Beschwichtigend: Freiburgs Kapitän Christian Günter. © Jan Huebner/Imago

Nach dem einseitigen, aber hitzigen Pokal-Halbfinale treffen der SC Freiburg und RB Leipzig am Samstag in der Bundesliga wieder aufeinander. Es droht eine emotionale Überfrachtung.

Es ändern sich die Zeiten und mit ihnen die Wurfobjekte. Und dass man auch in der beschaulichen Studentenstadt Freiburg mitunter nicht nur Argumente an den Kopf geschmissen bekommt, sondern wesentlich härtere Dinge, musste vor 23 Jahren schon Oliver Kahn schmerzlich erfahren. Ein Golfball, abgeworfen von der Südtribüne im alten Dreisamstadion, traf den damaligen Torwart und heutigen Vorstandsvorsitzenden des FC Bayern an der Schläfe und verursachte eine klaffende Wunde, worauf der Titan, jäh konfrontiert mit der eigenen Verletzlichkeit, herumfuhr wie ein wildes Tier. Ein Stück Fußballgeschichte, mindestens in Freiburg.
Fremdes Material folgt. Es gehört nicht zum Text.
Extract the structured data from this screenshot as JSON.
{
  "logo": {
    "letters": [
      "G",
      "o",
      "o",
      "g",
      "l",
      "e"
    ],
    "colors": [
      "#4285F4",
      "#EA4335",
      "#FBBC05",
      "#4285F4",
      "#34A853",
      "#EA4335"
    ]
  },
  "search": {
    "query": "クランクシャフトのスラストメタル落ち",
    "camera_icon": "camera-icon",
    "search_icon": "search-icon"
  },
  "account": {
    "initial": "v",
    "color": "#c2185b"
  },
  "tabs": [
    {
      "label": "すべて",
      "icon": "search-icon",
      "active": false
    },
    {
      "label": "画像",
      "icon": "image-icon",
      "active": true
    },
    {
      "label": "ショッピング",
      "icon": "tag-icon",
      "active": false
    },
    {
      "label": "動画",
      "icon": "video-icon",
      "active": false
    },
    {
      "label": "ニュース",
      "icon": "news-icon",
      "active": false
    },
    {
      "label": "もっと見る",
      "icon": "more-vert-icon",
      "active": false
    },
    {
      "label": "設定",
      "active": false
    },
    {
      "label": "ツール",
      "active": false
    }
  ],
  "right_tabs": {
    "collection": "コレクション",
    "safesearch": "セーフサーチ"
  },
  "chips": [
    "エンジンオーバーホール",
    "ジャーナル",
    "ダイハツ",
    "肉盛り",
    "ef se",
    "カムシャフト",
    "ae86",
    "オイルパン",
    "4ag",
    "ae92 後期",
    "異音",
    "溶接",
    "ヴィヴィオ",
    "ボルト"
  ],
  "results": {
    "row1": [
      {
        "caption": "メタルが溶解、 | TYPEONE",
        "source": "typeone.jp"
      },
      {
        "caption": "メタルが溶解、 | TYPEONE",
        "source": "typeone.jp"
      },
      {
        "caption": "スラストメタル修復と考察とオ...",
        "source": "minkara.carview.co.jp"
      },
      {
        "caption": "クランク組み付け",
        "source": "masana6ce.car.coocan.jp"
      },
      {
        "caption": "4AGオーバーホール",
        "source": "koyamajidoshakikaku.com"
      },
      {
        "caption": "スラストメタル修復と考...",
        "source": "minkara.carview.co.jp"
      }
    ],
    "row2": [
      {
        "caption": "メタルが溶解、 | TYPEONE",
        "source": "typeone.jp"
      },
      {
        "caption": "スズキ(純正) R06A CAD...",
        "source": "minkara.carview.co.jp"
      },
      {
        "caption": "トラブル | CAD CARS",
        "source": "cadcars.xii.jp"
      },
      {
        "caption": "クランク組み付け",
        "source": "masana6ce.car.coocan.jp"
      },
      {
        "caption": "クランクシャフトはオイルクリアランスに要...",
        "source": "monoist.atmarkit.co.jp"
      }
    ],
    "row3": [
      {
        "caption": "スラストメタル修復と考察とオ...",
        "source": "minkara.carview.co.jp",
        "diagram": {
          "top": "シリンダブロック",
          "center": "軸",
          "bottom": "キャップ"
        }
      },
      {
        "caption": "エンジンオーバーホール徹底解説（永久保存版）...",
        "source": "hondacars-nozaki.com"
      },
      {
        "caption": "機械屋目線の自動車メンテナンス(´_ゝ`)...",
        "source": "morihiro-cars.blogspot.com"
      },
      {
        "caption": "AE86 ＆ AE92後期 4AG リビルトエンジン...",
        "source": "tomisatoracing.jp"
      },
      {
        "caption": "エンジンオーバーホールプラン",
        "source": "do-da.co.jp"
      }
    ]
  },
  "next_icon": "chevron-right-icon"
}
Echowellen gehen aus von solchen Ereignissen, sie schwappen durch die Zeit, und am Dienstagabend kam mal wieder eine in Freiburg an, am gleichen Ort, der doch ein völlig anderer ist inzwischen. Dass die Emotionalität der Freiburger Fußballfans eine Münze mit zwei Seiten ist, hat sich jedenfalls nicht geändert. Auch die kühle Moderne des neuen Stadions, das nicht an der Dreisam liegt, sondern in der Nähe des Flugplatzes und eines alten Müllberges, schützt so manchen SC-Fan nicht vor dem Durchdrehen. Und konnte man dem Golfballwerfer immerhin noch einen gewissen Einfallsreichtum bei der Wahl seines Wurfgeschosses zusprechen, so war es diesmal ein schnödes Zwei-Euro-Stück, das den Gegner am Kopf traf. Es ist ja beinahe enttäuschend.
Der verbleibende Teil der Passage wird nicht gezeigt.